Councilmember Cori Schumacher made the call for Tuesday's meeting saying it would be prudent to revisit the agenda item as we see not only an increase in cases but an increase in the number of businesses defying the public health orders. 

"No one wants to close down business but at the same time we understand in order for us to get back to a sense of normalcy we all have to sacrifice," said Schumacher.

The council did not take action on enhanced enforcement but in a 4-1 vote (Mayor Matt Hall voting no) agreed to a comprehensive approach to educate and incentivize compliant businesses. 

Schumacher tweeted her disappointment after the meeting. 

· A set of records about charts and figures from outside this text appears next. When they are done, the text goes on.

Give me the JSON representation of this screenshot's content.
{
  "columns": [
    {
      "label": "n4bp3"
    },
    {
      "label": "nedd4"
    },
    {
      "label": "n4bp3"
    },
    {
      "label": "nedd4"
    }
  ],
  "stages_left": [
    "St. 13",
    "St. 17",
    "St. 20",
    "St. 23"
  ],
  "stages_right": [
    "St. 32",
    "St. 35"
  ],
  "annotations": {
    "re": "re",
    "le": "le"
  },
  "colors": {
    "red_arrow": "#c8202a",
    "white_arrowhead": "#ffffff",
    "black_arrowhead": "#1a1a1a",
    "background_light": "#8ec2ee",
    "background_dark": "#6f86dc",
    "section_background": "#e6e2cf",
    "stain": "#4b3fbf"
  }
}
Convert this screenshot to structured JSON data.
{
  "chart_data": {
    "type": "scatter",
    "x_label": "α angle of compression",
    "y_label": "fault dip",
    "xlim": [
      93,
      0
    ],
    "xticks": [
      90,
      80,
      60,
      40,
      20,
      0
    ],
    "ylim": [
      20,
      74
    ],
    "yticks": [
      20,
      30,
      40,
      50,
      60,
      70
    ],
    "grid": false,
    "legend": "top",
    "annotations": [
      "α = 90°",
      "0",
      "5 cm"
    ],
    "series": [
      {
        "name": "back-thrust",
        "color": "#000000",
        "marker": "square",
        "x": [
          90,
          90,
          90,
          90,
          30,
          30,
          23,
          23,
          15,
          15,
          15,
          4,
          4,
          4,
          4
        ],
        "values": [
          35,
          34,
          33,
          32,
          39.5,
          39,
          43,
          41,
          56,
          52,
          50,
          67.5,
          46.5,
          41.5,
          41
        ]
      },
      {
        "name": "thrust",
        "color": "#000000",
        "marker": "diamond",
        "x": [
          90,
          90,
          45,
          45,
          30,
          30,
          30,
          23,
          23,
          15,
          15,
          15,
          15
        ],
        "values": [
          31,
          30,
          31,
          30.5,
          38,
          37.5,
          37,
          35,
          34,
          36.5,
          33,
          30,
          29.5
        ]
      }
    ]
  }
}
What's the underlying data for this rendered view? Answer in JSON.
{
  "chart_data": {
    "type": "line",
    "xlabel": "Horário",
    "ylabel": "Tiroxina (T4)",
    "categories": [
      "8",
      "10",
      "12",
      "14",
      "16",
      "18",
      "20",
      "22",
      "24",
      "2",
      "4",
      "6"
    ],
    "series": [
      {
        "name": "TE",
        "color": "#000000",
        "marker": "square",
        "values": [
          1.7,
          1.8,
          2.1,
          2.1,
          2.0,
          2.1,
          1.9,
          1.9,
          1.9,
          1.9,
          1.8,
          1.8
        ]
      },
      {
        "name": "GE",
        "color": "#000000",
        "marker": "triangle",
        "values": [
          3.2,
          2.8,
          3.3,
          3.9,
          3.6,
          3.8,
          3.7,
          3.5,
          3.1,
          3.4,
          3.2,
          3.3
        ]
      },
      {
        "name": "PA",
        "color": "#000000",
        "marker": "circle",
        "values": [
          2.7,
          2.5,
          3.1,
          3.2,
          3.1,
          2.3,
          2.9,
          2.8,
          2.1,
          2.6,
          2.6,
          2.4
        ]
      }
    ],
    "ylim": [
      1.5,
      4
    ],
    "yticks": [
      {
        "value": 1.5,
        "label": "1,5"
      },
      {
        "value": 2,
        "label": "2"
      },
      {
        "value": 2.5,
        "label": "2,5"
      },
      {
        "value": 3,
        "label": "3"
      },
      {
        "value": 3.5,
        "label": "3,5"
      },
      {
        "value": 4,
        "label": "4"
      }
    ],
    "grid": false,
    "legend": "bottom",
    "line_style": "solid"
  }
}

A local attorney who is representing clients who are defying the order, Michael Curran joined News 8 on Tuesday morning to talk about the legal ground businesses have to stay open. 

"The legal ground is the highest law in the land, the United States Constitution... that's what you're allowed to do and that's what our clients are doing," said Curran."

Hundreds called in opposition to the citations saying businesses are just trying to survive.

"I am a longtime resident, constitute, neighbor, friend and a single mother doing her damndest to keep a small business alive," said a business owner.

There were very few who called in support. 

"The best way to protect my neighbors is to stay home when I can not party it up at the bars and restaurants because you don't have to go to work," said a woman in support of the enforcement. 

At the end of the meeting, City Manager Scott Chadwick told the members that he was recovering from COVID. Through a scratchy voice and shortness of breath, he encouraged people to wear their masks and said he would be taking the next couple of days off to focus on his health.

"It's real. I want to encourage everyone to wash their hands, maintain social distancing as best you can. If you get this it's a real kick in the pants so please everyone stay safe," said Chadwick.

The council says it will revisit a more regional approach at a future council meeting.